Some key challenges faced include navigating the legal and regulatory requirements, finding the right local partners, hiring personnel, and getting accustomed to the slower pace of business processes.

Engaging an experienced local consulting firm can help deal with the legalities. Networking is important for finding the right recruitment and accounting partners. Patience and cultural immersion will help entrepreneurs adapt.

What are the legal and regulatory requirements for setting up a business in Portugal? What potential pitfalls should be avoided?

The main steps are obtaining a Portuguese tax number, registering the company, and dealing with accounting/tax requirements.

Common pitfalls include underestimating bureaucracy and delays, not fully understanding accounting rules, and failing to properly close a company. Getting specialized local advice is recommended.

How can entrepreneurs find and select the right local consulting firm for services like company formation, accounting, hiring, etc.? What criteria should they use?

Referrals, online reviews, industry associations, and government agency recommendations can help identify reputable firms to help you start a business in Portugal.

Key selection criteria include expertise with startup needs, English proficiency, transparency, and international experience. Taking the time to meet and vet several providers is wise.

What options are available for office space when setting up a physical business location in Portugal?

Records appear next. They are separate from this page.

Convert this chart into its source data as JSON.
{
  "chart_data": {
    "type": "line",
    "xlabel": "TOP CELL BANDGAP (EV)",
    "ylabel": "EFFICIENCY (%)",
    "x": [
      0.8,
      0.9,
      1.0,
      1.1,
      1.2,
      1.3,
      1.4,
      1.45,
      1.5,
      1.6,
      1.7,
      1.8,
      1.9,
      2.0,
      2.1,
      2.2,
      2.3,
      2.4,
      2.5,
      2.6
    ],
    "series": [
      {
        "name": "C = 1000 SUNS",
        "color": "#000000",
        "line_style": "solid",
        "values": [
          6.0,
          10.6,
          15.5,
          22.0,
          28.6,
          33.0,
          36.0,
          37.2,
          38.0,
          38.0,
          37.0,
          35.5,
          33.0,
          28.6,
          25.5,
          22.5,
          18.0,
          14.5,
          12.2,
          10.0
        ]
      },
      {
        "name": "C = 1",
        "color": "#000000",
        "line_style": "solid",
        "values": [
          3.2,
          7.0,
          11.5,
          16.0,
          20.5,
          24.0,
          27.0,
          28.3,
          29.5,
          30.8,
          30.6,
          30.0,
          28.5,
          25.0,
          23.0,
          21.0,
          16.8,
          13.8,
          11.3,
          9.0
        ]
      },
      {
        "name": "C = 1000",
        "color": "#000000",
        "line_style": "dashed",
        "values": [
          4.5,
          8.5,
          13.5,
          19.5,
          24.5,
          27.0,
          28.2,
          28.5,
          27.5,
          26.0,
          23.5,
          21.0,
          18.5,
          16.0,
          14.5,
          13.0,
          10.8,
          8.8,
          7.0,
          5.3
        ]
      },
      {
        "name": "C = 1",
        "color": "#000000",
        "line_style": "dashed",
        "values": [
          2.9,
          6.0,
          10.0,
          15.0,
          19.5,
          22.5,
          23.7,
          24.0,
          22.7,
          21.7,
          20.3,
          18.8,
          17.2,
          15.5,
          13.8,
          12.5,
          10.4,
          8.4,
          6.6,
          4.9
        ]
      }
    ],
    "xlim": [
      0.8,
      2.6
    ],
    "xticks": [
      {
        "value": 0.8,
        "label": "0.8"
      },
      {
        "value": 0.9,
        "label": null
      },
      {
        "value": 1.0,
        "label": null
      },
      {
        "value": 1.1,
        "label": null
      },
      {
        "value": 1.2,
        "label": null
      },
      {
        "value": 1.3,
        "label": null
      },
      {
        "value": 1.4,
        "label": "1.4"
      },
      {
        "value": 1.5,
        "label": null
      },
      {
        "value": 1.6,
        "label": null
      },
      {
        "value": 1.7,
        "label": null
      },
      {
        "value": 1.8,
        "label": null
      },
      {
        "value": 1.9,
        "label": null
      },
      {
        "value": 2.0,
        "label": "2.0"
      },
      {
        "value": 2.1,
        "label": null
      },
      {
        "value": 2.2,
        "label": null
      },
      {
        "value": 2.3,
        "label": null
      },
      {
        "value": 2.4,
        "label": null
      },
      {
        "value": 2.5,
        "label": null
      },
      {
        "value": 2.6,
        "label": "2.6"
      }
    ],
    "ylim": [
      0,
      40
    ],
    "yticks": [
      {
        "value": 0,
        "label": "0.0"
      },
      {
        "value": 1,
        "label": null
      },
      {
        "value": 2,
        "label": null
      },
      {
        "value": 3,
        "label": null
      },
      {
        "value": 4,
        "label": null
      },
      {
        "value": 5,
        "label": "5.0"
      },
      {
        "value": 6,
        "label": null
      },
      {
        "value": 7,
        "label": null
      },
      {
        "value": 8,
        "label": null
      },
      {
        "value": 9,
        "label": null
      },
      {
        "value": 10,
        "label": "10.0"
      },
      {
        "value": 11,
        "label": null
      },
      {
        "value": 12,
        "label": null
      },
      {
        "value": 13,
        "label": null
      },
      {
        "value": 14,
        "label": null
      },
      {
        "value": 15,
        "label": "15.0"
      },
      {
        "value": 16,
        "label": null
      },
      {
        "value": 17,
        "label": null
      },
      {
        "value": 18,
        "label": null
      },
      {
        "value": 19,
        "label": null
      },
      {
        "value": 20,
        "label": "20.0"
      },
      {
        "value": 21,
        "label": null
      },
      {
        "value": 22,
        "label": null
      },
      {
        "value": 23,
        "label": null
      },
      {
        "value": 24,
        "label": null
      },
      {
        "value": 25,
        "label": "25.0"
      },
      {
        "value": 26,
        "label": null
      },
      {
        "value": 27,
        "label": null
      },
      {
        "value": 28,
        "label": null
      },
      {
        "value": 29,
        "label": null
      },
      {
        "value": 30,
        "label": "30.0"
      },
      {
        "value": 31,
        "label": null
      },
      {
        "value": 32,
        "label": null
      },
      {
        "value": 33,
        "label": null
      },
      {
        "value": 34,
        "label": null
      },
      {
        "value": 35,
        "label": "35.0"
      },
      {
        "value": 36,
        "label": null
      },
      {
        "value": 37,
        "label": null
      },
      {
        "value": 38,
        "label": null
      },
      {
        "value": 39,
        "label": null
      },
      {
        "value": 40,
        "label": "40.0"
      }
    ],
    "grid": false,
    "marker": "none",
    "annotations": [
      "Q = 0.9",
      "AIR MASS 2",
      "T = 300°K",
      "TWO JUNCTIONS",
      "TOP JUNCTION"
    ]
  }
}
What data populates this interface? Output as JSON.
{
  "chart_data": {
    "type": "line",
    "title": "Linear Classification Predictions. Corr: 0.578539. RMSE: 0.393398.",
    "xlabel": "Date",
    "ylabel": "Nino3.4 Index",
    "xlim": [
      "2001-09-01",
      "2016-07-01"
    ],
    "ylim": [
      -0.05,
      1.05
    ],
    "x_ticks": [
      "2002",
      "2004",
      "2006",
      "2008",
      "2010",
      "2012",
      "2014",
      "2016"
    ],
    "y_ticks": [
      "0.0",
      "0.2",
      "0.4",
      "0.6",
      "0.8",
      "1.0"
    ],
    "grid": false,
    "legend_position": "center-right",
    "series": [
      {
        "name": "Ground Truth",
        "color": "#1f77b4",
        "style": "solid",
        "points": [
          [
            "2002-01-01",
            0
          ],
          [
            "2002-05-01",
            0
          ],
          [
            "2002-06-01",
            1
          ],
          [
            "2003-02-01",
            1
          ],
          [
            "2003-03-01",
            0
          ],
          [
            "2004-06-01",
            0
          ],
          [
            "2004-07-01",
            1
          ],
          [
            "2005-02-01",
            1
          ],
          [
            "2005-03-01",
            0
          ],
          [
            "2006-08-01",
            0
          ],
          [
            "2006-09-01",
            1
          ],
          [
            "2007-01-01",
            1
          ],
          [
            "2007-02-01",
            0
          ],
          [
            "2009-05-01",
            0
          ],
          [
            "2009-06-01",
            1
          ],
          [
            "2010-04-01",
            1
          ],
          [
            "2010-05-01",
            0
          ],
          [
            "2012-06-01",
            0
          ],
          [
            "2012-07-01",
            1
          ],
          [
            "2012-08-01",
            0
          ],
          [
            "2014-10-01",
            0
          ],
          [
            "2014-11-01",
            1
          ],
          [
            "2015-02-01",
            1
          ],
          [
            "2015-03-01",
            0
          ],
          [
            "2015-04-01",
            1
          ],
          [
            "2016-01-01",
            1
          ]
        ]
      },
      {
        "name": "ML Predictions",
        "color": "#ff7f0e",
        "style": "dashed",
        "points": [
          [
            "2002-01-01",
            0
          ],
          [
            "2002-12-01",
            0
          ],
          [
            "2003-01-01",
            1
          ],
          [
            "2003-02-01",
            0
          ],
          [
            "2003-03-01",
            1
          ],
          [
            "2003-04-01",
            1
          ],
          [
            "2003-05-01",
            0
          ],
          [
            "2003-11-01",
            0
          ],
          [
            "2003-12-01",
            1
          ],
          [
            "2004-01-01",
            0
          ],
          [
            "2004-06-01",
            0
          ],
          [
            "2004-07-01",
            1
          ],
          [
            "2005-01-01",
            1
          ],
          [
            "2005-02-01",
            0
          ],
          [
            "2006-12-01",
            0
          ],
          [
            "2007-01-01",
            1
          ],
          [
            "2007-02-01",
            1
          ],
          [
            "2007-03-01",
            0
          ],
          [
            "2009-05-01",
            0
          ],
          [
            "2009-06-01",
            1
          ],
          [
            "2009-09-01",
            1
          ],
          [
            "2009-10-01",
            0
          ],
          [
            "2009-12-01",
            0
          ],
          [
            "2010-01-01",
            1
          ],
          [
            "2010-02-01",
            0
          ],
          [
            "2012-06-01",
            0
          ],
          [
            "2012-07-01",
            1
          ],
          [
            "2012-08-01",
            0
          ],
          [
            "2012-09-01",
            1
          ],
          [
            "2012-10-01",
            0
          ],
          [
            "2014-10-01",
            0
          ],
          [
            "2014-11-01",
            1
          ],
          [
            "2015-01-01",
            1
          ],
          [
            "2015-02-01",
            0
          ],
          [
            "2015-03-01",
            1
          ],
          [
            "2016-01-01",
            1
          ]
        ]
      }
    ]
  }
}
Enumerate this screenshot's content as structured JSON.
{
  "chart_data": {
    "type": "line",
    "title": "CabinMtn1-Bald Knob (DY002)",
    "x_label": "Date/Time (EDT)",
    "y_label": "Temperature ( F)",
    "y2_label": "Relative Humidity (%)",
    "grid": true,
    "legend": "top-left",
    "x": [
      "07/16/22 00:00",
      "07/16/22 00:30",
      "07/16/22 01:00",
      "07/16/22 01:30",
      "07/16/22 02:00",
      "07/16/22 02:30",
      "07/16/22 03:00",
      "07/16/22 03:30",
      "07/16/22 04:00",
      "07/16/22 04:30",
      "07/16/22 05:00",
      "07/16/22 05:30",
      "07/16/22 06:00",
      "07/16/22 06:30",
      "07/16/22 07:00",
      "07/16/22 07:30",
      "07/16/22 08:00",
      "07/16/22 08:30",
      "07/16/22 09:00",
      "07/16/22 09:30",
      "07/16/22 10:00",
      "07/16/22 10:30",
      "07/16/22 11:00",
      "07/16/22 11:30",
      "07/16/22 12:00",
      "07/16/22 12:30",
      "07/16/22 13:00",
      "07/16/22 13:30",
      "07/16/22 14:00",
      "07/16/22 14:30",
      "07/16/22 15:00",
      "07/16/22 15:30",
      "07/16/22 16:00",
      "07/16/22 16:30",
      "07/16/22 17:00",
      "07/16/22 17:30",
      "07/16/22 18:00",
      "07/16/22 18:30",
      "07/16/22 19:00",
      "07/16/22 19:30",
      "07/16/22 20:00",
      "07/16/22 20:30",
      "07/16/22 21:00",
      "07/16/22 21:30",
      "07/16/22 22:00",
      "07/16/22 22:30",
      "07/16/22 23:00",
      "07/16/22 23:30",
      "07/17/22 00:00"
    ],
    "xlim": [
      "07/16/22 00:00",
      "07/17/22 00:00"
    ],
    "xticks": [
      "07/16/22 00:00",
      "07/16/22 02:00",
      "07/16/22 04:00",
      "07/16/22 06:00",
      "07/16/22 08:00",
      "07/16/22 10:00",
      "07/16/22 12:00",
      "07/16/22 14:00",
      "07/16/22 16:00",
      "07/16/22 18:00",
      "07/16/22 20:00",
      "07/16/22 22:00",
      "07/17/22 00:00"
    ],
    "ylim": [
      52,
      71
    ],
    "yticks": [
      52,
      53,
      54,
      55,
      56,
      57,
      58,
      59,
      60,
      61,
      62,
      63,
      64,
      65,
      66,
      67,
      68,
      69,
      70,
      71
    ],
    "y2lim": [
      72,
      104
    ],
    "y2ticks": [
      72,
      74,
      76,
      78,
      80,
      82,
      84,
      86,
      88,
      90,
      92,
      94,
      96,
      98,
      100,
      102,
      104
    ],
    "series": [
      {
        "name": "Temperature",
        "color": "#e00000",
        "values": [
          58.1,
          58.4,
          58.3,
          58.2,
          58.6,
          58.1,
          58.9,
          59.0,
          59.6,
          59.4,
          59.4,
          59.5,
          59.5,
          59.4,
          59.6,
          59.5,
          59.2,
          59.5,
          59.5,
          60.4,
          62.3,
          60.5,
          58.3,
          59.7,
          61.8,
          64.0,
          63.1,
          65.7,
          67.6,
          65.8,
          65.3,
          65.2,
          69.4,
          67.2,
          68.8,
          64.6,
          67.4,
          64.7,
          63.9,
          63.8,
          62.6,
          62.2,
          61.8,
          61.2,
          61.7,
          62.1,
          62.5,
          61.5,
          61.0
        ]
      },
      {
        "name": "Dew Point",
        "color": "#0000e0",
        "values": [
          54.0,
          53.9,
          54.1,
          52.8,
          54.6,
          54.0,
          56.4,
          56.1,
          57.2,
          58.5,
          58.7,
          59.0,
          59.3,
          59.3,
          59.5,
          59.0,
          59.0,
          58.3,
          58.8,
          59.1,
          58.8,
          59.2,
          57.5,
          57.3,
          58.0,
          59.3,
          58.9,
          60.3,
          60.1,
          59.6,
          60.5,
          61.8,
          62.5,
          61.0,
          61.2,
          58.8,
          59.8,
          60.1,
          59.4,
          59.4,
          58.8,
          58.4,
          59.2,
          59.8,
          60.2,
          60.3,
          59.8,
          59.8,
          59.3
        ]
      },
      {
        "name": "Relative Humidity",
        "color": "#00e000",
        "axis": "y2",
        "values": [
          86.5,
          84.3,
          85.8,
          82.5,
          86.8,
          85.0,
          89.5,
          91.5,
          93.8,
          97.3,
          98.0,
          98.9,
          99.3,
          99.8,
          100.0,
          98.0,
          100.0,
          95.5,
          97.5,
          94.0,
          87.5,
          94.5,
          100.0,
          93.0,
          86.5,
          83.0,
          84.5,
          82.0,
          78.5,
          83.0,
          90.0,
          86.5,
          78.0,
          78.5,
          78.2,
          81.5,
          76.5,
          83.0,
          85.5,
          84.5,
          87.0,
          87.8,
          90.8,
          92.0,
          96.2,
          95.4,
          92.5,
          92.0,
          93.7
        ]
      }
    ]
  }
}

What are the pros and cons?

The main options are traditional office rentals, co-working spaces, and business center rentals.

Traditional rentals provide control but require longer leases. Co-working offers flexibility but less privacy. Business centers have short-term leases and built-in amenities. Costs vary based on location.

What popular business structures do companies use when incorporating in Portugal?

Common structures include a Private Limited Company (LDA), a Public Limited Company (SA), and a Branch or Representative Office. LDA is popular for its simple setup and limited liability.

What Portuguese regulations should businesses be aware of when setting up operations?

Key regulations cover accounting, taxes, data protection, labor laws, and specific industry rules. Hiring local experts is recommended to ensure full compliance.

Conclusion

Portugal’s promise as an entrepreneurial haven is undeniable, and the insights shared in this interview provide a roadmap for those who dare to embark on this journey. From understanding the essentials of starting a business in Portugal to the intricacies of navigating talent recruitment, our CEO Oleg Kopachovets has illuminated the path to success.

As we conclude this discussion, it’s clear that Portugal is not just a destination; it’s a thriving ecosystem where innovation and entrepreneurship are celebrated. With the right knowledge and strong will, anyone can seize the opportunity to start and flourish in this captivating corner of Europe.